The European Food Standards Agency (EFSA) released its review of the evidence this week, which confirmed the risk to bees of using three types of neonicotinoids.

The agency undertook a systematic literature review of 1,500 studies and collected additional data to assess the risk of using the insecticide on both wild bees and honeybees. It also relied on a longstanding guidance document.

Jose Tarazona, Head of EFSA’s Pesticides Unit, said that “the availability of such a substantial amount of data as well as the guidance has enabled us to produce very detailed conclusions”

“Overall the risk to the three types of bees we have assessed is confirmed”, he concluded.

The pesticide attracts huge attention given its widespread, global use and the deadly impacts on wildlife.

Restrictions have been in place within the EU since 2013, but the updated study is likely to lead to a complete ban on the substance.
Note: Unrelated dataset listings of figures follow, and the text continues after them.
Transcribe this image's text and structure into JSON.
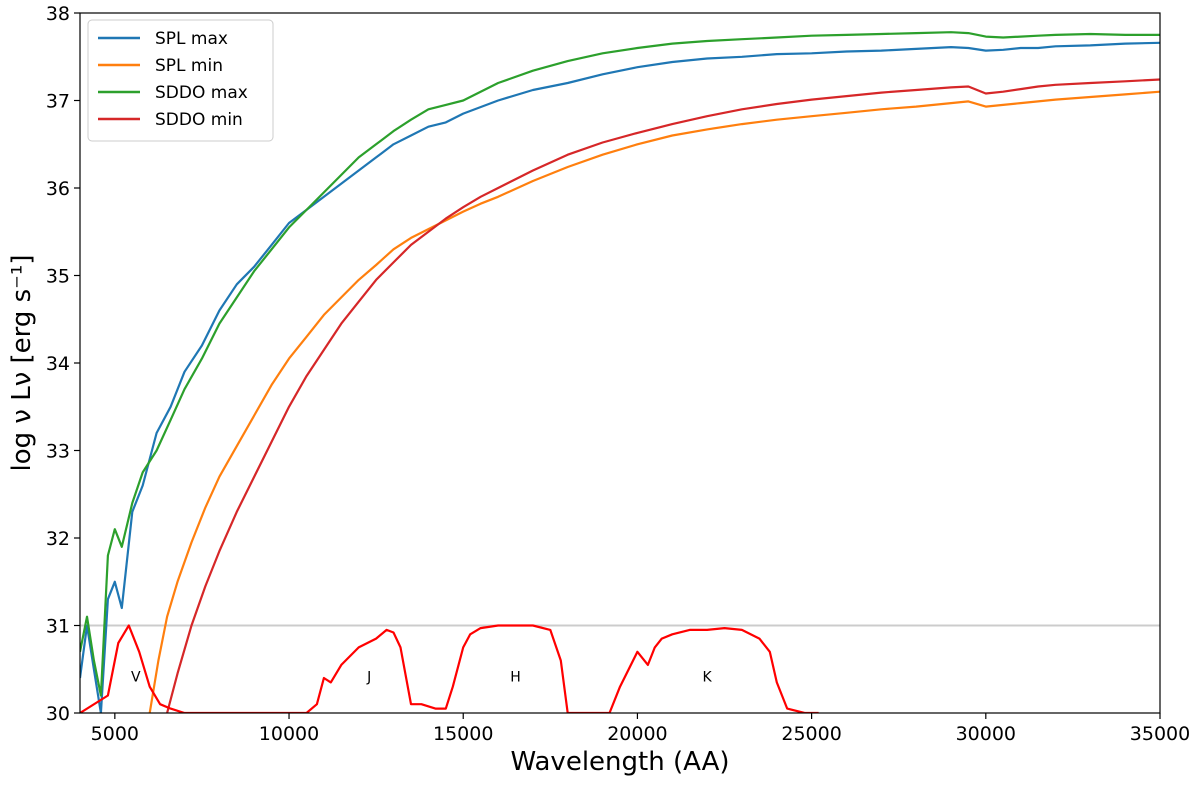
{
  "chart_data": {
    "type": "line",
    "title": "",
    "xlabel": "Wavelength (AA)",
    "ylabel": "log ν Lν   [erg s⁻¹]",
    "xlim": [
      4000,
      35000
    ],
    "ylim": [
      30,
      38
    ],
    "xticks": [
      5000,
      10000,
      15000,
      20000,
      25000,
      30000,
      35000
    ],
    "xtick_labels": [
      "5000",
      "10000",
      "15000",
      "20000",
      "25000",
      "30000",
      "35000"
    ],
    "yticks": [
      30,
      31,
      32,
      33,
      34,
      35,
      36,
      37,
      38
    ],
    "ytick_labels": [
      "30",
      "31",
      "32",
      "33",
      "34",
      "35",
      "36",
      "37",
      "38"
    ],
    "grid": false,
    "legend_position": "top-left",
    "reference_line": {
      "y": 31,
      "color": "#cccccc"
    },
    "series": [
      {
        "name": "SPL max",
        "color": "#1f77b4",
        "x": [
          4000,
          4200,
          4400,
          4600,
          4800,
          5000,
          5200,
          5500,
          5800,
          6200,
          6600,
          7000,
          7500,
          8000,
          8500,
          9000,
          9500,
          10000,
          10500,
          11000,
          11500,
          12000,
          12500,
          13000,
          13500,
          14000,
          14500,
          15000,
          16000,
          17000,
          18000,
          19000,
          20000,
          21000,
          22000,
          23000,
          24000,
          25000,
          26000,
          27000,
          28000,
          29000,
          29500,
          30000,
          30500,
          31000,
          31500,
          32000,
          33000,
          34000,
          35000
        ],
        "y": [
          30.4,
          31.0,
          30.5,
          30.0,
          31.3,
          31.5,
          31.2,
          32.3,
          32.6,
          33.2,
          33.5,
          33.9,
          34.2,
          34.6,
          34.9,
          35.1,
          35.35,
          35.6,
          35.75,
          35.9,
          36.05,
          36.2,
          36.35,
          36.5,
          36.6,
          36.7,
          36.75,
          36.85,
          37.0,
          37.12,
          37.2,
          37.3,
          37.38,
          37.44,
          37.48,
          37.5,
          37.53,
          37.54,
          37.56,
          37.57,
          37.59,
          37.61,
          37.6,
          37.57,
          37.58,
          37.6,
          37.6,
          37.62,
          37.63,
          37.65,
          37.66
        ]
      },
      {
        "name": "SPL min",
        "color": "#ff7f0e",
        "x": [
          6000,
          6250,
          6500,
          6800,
          7200,
          7600,
          8000,
          8500,
          9000,
          9500,
          10000,
          10500,
          11000,
          11500,
          12000,
          12500,
          13000,
          13500,
          14000,
          14500,
          15000,
          15500,
          16000,
          17000,
          18000,
          19000,
          20000,
          21000,
          22000,
          23000,
          24000,
          25000,
          26000,
          27000,
          28000,
          29000,
          29500,
          30000,
          30500,
          31000,
          31500,
          32000,
          33000,
          34000,
          35000
        ],
        "y": [
          30.0,
          30.6,
          31.1,
          31.5,
          31.95,
          32.35,
          32.7,
          33.05,
          33.4,
          33.75,
          34.05,
          34.3,
          34.55,
          34.75,
          34.95,
          35.12,
          35.3,
          35.43,
          35.53,
          35.63,
          35.73,
          35.82,
          35.9,
          36.08,
          36.24,
          36.38,
          36.5,
          36.6,
          36.67,
          36.73,
          36.78,
          36.82,
          36.86,
          36.9,
          36.93,
          36.97,
          36.99,
          36.93,
          36.95,
          36.97,
          36.99,
          37.01,
          37.04,
          37.07,
          37.1
        ]
      },
      {
        "name": "SDDO max",
        "color": "#2ca02c",
        "x": [
          4000,
          4200,
          4400,
          4600,
          4800,
          5000,
          5200,
          5500,
          5800,
          6200,
          6600,
          7000,
          7500,
          8000,
          8500,
          9000,
          9500,
          10000,
          10500,
          11000,
          11500,
          12000,
          12500,
          13000,
          13500,
          14000,
          14500,
          15000,
          16000,
          17000,
          18000,
          19000,
          20000,
          21000,
          22000,
          23000,
          24000,
          25000,
          26000,
          27000,
          28000,
          29000,
          29500,
          30000,
          30500,
          31000,
          31500,
          32000,
          33000,
          34000,
          35000
        ],
        "y": [
          30.7,
          31.1,
          30.6,
          30.2,
          31.8,
          32.1,
          31.9,
          32.4,
          32.75,
          33.0,
          33.35,
          33.7,
          34.05,
          34.45,
          34.75,
          35.05,
          35.3,
          35.55,
          35.75,
          35.95,
          36.15,
          36.35,
          36.5,
          36.65,
          36.78,
          36.9,
          36.95,
          37.0,
          37.2,
          37.34,
          37.45,
          37.54,
          37.6,
          37.65,
          37.68,
          37.7,
          37.72,
          37.74,
          37.75,
          37.76,
          37.77,
          37.78,
          37.77,
          37.73,
          37.72,
          37.73,
          37.74,
          37.75,
          37.76,
          37.75,
          37.75
        ]
      },
      {
        "name": "SDDO min",
        "color": "#d62728",
        "x": [
          6500,
          6800,
          7200,
          7600,
          8000,
          8500,
          9000,
          9500,
          10000,
          10500,
          11000,
          11500,
          12000,
          12500,
          13000,
          13500,
          14000,
          14500,
          15000,
          15500,
          16000,
          17000,
          18000,
          19000,
          20000,
          21000,
          22000,
          23000,
          24000,
          25000,
          26000,
          27000,
          28000,
          29000,
          29500,
          30000,
          30500,
          31000,
          31500,
          32000,
          33000,
          34000,
          35000
        ],
        "y": [
          30.0,
          30.45,
          31.0,
          31.45,
          31.85,
          32.3,
          32.7,
          33.1,
          33.5,
          33.85,
          34.15,
          34.45,
          34.7,
          34.95,
          35.15,
          35.35,
          35.5,
          35.65,
          35.78,
          35.9,
          36.0,
          36.2,
          36.38,
          36.52,
          36.63,
          36.73,
          36.82,
          36.9,
          36.96,
          37.01,
          37.05,
          37.09,
          37.12,
          37.15,
          37.16,
          37.08,
          37.1,
          37.13,
          37.16,
          37.18,
          37.2,
          37.22,
          37.24
        ]
      }
    ],
    "filter_bands": {
      "color": "#ff0000",
      "curve": {
        "x": [
          4000,
          4800,
          5100,
          5400,
          5700,
          6000,
          6300,
          6600,
          7000,
          7500,
          10500,
          10800,
          11000,
          11200,
          11500,
          12000,
          12500,
          12800,
          13000,
          13200,
          13500,
          13800,
          14200,
          14500,
          14700,
          15000,
          15200,
          15500,
          16000,
          16500,
          17000,
          17500,
          17800,
          18000,
          18300,
          19200,
          19500,
          20000,
          20300,
          20500,
          20700,
          21000,
          21500,
          22000,
          22500,
          23000,
          23500,
          23800,
          24000,
          24300,
          24800,
          25200
        ],
        "y": [
          30.0,
          30.2,
          30.8,
          31.0,
          30.7,
          30.3,
          30.1,
          30.05,
          30.0,
          30.0,
          30.0,
          30.1,
          30.4,
          30.35,
          30.55,
          30.75,
          30.85,
          30.95,
          30.92,
          30.75,
          30.1,
          30.1,
          30.05,
          30.05,
          30.3,
          30.75,
          30.9,
          30.97,
          31.0,
          31.0,
          31.0,
          30.95,
          30.6,
          30.0,
          30.0,
          30.0,
          30.3,
          30.7,
          30.55,
          30.75,
          30.85,
          30.9,
          30.95,
          30.95,
          30.97,
          30.95,
          30.85,
          30.7,
          30.35,
          30.05,
          30.0,
          30.0
        ]
      },
      "labels": [
        {
          "text": "V",
          "x": 5600,
          "y": 30.36
        },
        {
          "text": "J",
          "x": 12300,
          "y": 30.36
        },
        {
          "text": "H",
          "x": 16500,
          "y": 30.36
        },
        {
          "text": "K",
          "x": 22000,
          "y": 30.36
        }
      ]
    }
  }
}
EFSA will now send its recommendations for the European Commission and EU countries to make a judgement.

A spokesperson for Syngenta, a large agricultural business, criticised the results saying that the agency’s use of an “overly conservative” and “extremely impractical” guidance document “would lead to a ban of most if not all insecticides, including organic products”.

Meanwhile, environmental campaigners Friends of the Earth commented that “we have been playing Russian Roulette with the future of our bees for far too long”.

“The UK government has already said it will support a complete ban on the outdoor use of these three bee-harming chemicals – a move that is fully justified by this report. Other EU countries must now back a tougher ban too”.